A Sparse Protocol Parsing Method for IIoT Based on BPSO-vote-HMM Hybrid Model

Abstract

With the development of the Industrial Internet of Things, industrial control systems have become more open and intelligent. However, large numbers of unknown protocols exist in IIoT, threatening the security of IIoT devices and systems. Protocol reverse engineering extracts the grammar and semantics of the protocol by monitoring and analyzing the traffic trace or the execution process of instructions, without the need for protocol description. As the executable programs are mainly integrated into the IIoT devices and the communication traffic is relatively sparse, the traditional protocol analyzing method is not suitable for the IIoT environment.
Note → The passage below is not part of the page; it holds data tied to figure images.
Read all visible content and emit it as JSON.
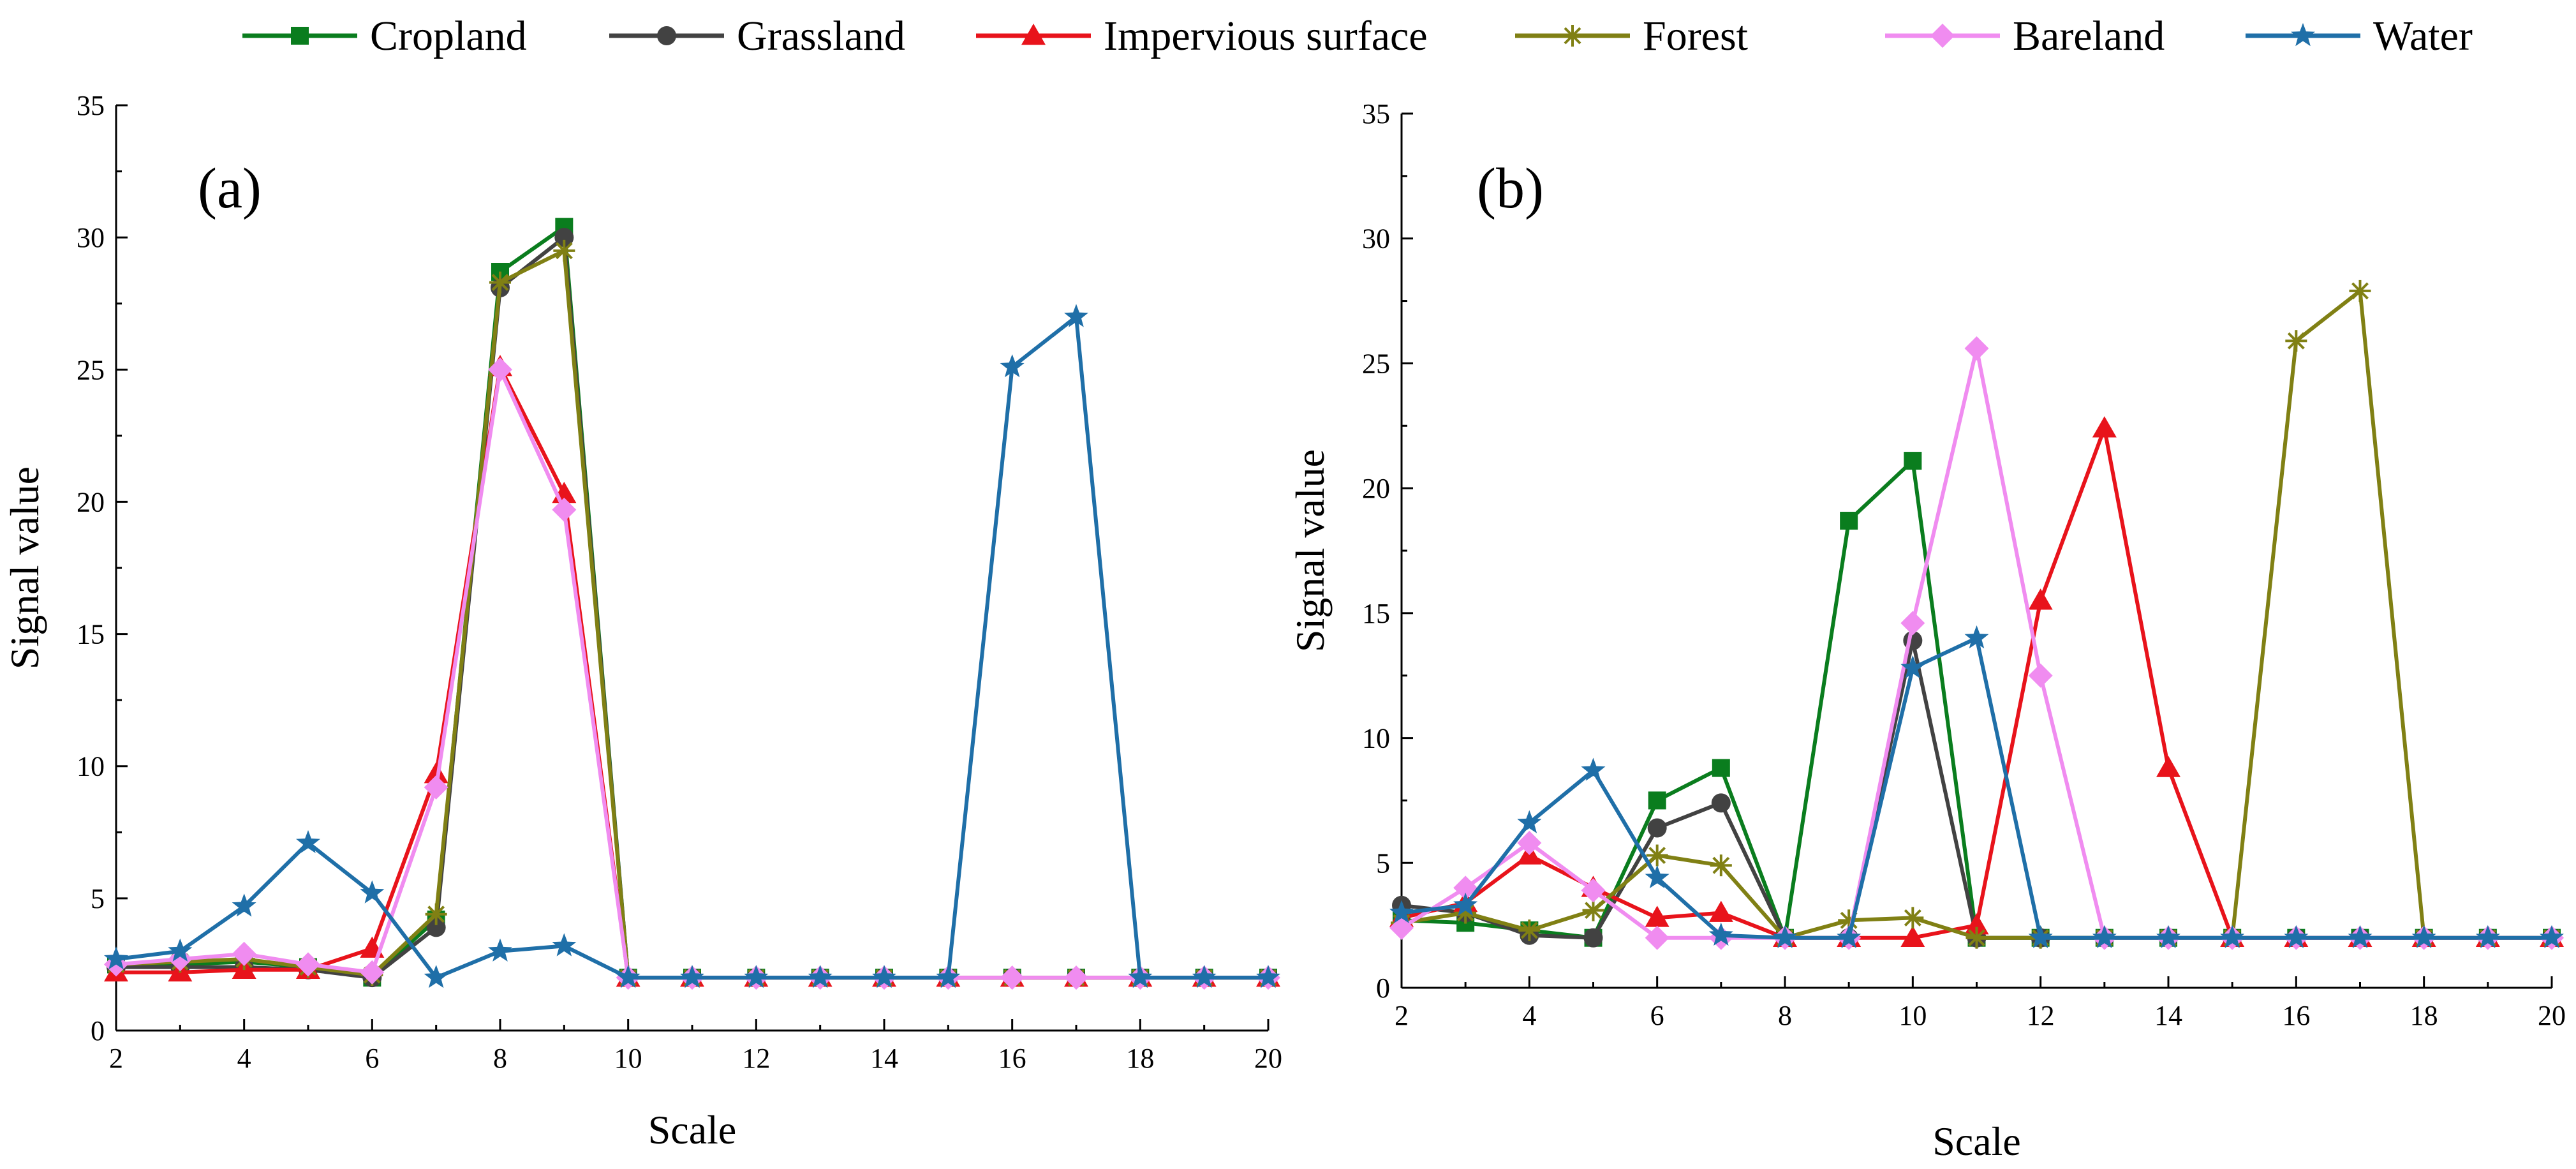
{
  "legend": {
    "series": [
      {
        "name": "Cropland",
        "color": "#0a7d1e",
        "marker": "square"
      },
      {
        "name": "Grassland",
        "color": "#424242",
        "marker": "circle"
      },
      {
        "name": "Impervious surface",
        "color": "#e8131b",
        "marker": "triangle"
      },
      {
        "name": "Forest",
        "color": "#808014",
        "marker": "asterisk"
      },
      {
        "name": "Bareland",
        "color": "#f08cf0",
        "marker": "diamond"
      },
      {
        "name": "Water",
        "color": "#1f6fa8",
        "marker": "star"
      }
    ]
  },
  "chart_data": [
    {
      "type": "line",
      "panel_label": "(a)",
      "xlabel": "Scale",
      "ylabel": "Signal value",
      "xlim": [
        2,
        20
      ],
      "ylim": [
        0,
        35
      ],
      "xticks": [
        2,
        4,
        6,
        8,
        10,
        12,
        14,
        16,
        18,
        20
      ],
      "yticks": [
        0,
        5,
        10,
        15,
        20,
        25,
        30,
        35
      ],
      "x": [
        2,
        3,
        4,
        5,
        6,
        7,
        8,
        9,
        10,
        11,
        12,
        13,
        14,
        15,
        16,
        17,
        18,
        19,
        20
      ],
      "series": [
        {
          "name": "Cropland",
          "values": [
            2.5,
            2.5,
            2.6,
            2.4,
            2.0,
            4.2,
            28.7,
            30.4,
            2.0,
            2.0,
            2.0,
            2.0,
            2.0,
            2.0,
            2.0,
            2.0,
            2.0,
            2.0,
            2.0
          ]
        },
        {
          "name": "Grassland",
          "values": [
            2.4,
            2.4,
            2.4,
            2.3,
            2.0,
            3.9,
            28.1,
            30.0,
            2.0,
            2.0,
            2.0,
            2.0,
            2.0,
            2.0,
            2.0,
            2.0,
            2.0,
            2.0,
            2.0
          ]
        },
        {
          "name": "Impervious surface",
          "values": [
            2.2,
            2.2,
            2.3,
            2.3,
            3.1,
            9.7,
            25.1,
            20.3,
            2.0,
            2.0,
            2.0,
            2.0,
            2.0,
            2.0,
            2.0,
            2.0,
            2.0,
            2.0,
            2.0
          ]
        },
        {
          "name": "Forest",
          "values": [
            2.5,
            2.6,
            2.7,
            2.4,
            2.1,
            4.4,
            28.3,
            29.5,
            2.0,
            2.0,
            2.0,
            2.0,
            2.0,
            2.0,
            2.0,
            2.0,
            2.0,
            2.0,
            2.0
          ]
        },
        {
          "name": "Bareland",
          "values": [
            2.5,
            2.7,
            2.9,
            2.5,
            2.2,
            9.2,
            25.0,
            19.7,
            2.0,
            2.0,
            2.0,
            2.0,
            2.0,
            2.0,
            2.0,
            2.0,
            2.0,
            2.0,
            2.0
          ]
        },
        {
          "name": "Water",
          "values": [
            2.7,
            3.0,
            4.7,
            7.1,
            5.2,
            2.0,
            3.0,
            3.2,
            2.0,
            2.0,
            2.0,
            2.0,
            2.0,
            2.0,
            25.1,
            27.0,
            2.0,
            2.0,
            2.0
          ]
        }
      ]
    },
    {
      "type": "line",
      "panel_label": "(b)",
      "xlabel": "Scale",
      "ylabel": "Signal value",
      "xlim": [
        2,
        20
      ],
      "ylim": [
        0,
        35
      ],
      "xticks": [
        2,
        4,
        6,
        8,
        10,
        12,
        14,
        16,
        18,
        20
      ],
      "yticks": [
        0,
        5,
        10,
        15,
        20,
        25,
        30,
        35
      ],
      "x": [
        2,
        3,
        4,
        5,
        6,
        7,
        8,
        9,
        10,
        11,
        12,
        13,
        14,
        15,
        16,
        17,
        18,
        19,
        20
      ],
      "series": [
        {
          "name": "Cropland",
          "values": [
            2.7,
            2.6,
            2.3,
            2.0,
            7.5,
            8.8,
            2.0,
            18.7,
            21.1,
            2.0,
            2.0,
            2.0,
            2.0,
            2.0,
            2.0,
            2.0,
            2.0,
            2.0,
            2.0
          ]
        },
        {
          "name": "Grassland",
          "values": [
            3.3,
            3.0,
            2.1,
            2.0,
            6.4,
            7.4,
            2.0,
            2.0,
            13.9,
            2.0,
            2.0,
            2.0,
            2.0,
            2.0,
            2.0,
            2.0,
            2.0,
            2.0,
            2.0
          ]
        },
        {
          "name": "Impervious surface",
          "values": [
            2.8,
            3.4,
            5.3,
            4.0,
            2.8,
            3.0,
            2.0,
            2.0,
            2.0,
            2.5,
            15.5,
            22.4,
            8.8,
            2.0,
            2.0,
            2.0,
            2.0,
            2.0,
            2.0
          ]
        },
        {
          "name": "Forest",
          "values": [
            2.6,
            3.0,
            2.3,
            3.1,
            5.3,
            4.9,
            2.0,
            2.7,
            2.8,
            2.0,
            2.0,
            2.0,
            2.0,
            2.0,
            25.9,
            27.9,
            2.0,
            2.0,
            2.0
          ]
        },
        {
          "name": "Bareland",
          "values": [
            2.4,
            4.0,
            5.8,
            3.9,
            2.0,
            2.0,
            2.0,
            2.0,
            14.6,
            25.6,
            12.5,
            2.0,
            2.0,
            2.0,
            2.0,
            2.0,
            2.0,
            2.0,
            2.0
          ]
        },
        {
          "name": "Water",
          "values": [
            3.0,
            3.3,
            6.6,
            8.7,
            4.4,
            2.1,
            2.0,
            2.0,
            12.8,
            14.0,
            2.0,
            2.0,
            2.0,
            2.0,
            2.0,
            2.0,
            2.0,
            2.0,
            2.0
          ]
        }
      ]
    }
  ]
}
This paper proposes an improved sparse protocol parsing method of IIoT protocol based on the BPSO-vote-HMM hybrid model. The binary particle swarm optimization algorithm is introduced to expand the captured IIoT protocol message sequence, solving the problems of sparse samples in IIoT and the low efficiency of the GA-based data expansion model. Besides, we improve on the parameter training part to improve the efficiency and get better model parameters by dividing the training set into several sub-sets, conducting the parameter update parallel, and inputting the results into a voter to generate the final parameter of HMM, which is used in protocol field prediction. Finally, by combining the BPSO-based data expansion model and the protocol field parsing model based on vote-HMM, a hybrid analytical model is constructed to improve the analytical accuracy in a gradual evolutionary manner. Through a series of comparative experiments, the improved protocol field parsing model has better performance on IIoT protocol.